In recent years, some state lawmakers, like in Maryland, have argued temporary appointments are undemocratic and have made efforts to install a special election process. Others, like Maryland Senate President Bill Ferguson (politician), argue the cost of special elections to fill vacancies is unnecessary. Some academics, like Tyler Yeargain, argue special elections can result in misrepresentation due to the historical low turnout of special elections, whereas same-party appointments maintain the interests of voters expressed in the prior election.

The process by which candidates for a special election are selected have been criticized as undemocratic. For instance, in Pennsylvania, candidates to fill vacancies in the state legislature are chosen by the county and state parties, a process that state Representative Chris Rabb considered opaque and lacking public transparency.

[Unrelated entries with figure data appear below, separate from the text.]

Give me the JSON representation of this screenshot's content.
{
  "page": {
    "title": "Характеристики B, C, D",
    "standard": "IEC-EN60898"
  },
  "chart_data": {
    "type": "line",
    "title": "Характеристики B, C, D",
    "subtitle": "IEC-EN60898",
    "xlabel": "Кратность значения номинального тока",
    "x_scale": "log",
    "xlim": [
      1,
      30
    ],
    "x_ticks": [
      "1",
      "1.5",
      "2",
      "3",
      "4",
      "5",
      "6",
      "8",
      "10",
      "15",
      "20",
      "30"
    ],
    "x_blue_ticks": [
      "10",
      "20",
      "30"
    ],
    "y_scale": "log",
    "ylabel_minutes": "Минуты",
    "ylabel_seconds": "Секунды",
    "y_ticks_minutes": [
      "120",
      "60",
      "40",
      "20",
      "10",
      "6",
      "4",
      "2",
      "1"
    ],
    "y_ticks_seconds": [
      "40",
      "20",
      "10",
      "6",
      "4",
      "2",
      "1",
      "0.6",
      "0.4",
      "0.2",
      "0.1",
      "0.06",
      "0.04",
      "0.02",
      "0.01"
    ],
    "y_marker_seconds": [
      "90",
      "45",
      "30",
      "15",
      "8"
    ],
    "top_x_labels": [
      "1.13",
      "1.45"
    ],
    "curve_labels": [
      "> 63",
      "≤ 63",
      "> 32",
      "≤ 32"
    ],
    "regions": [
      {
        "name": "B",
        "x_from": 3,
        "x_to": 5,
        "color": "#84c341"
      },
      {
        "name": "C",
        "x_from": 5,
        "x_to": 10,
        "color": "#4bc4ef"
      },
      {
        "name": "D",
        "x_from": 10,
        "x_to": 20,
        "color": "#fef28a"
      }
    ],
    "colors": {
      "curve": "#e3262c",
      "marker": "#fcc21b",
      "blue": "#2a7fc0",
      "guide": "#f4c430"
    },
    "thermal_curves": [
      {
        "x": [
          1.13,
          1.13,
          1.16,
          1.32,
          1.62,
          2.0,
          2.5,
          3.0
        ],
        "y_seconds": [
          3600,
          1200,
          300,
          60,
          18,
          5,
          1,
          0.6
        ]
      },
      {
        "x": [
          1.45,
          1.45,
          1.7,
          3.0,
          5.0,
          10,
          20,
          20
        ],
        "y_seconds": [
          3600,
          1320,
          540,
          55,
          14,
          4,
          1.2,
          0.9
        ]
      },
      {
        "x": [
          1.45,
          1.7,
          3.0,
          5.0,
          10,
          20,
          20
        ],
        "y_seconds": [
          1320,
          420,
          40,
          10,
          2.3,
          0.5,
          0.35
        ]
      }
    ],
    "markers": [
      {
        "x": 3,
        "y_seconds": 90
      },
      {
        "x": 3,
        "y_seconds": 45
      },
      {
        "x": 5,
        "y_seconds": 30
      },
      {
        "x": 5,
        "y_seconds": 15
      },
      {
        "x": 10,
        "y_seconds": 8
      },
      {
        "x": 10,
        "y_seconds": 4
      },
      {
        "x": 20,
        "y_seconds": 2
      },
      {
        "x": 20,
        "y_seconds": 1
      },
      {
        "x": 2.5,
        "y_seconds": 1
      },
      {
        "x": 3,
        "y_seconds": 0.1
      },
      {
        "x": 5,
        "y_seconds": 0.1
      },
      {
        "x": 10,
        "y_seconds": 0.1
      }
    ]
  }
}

A study by the Institute for Responsive Government found that, between 2020 and 2025, vacancies lasted for 23.7 days in states that fill vacancies through appointment, and 123.9 days in states that use special elections. On average, state legislative vacancies lasted 85.4 days. The study also found that most state lawmakers left office early to pursue other public office, due to illness or death, or to take a job outside the public sector.

In Rodriguez v. Popular Democratic Party, the Supreme Court of the United States upheld the ability of state and territorial legislatures to determine the method by which state legislative vacancies are filled, including holding an election in which only the voters of the prior incumbent's party elect a new Senator.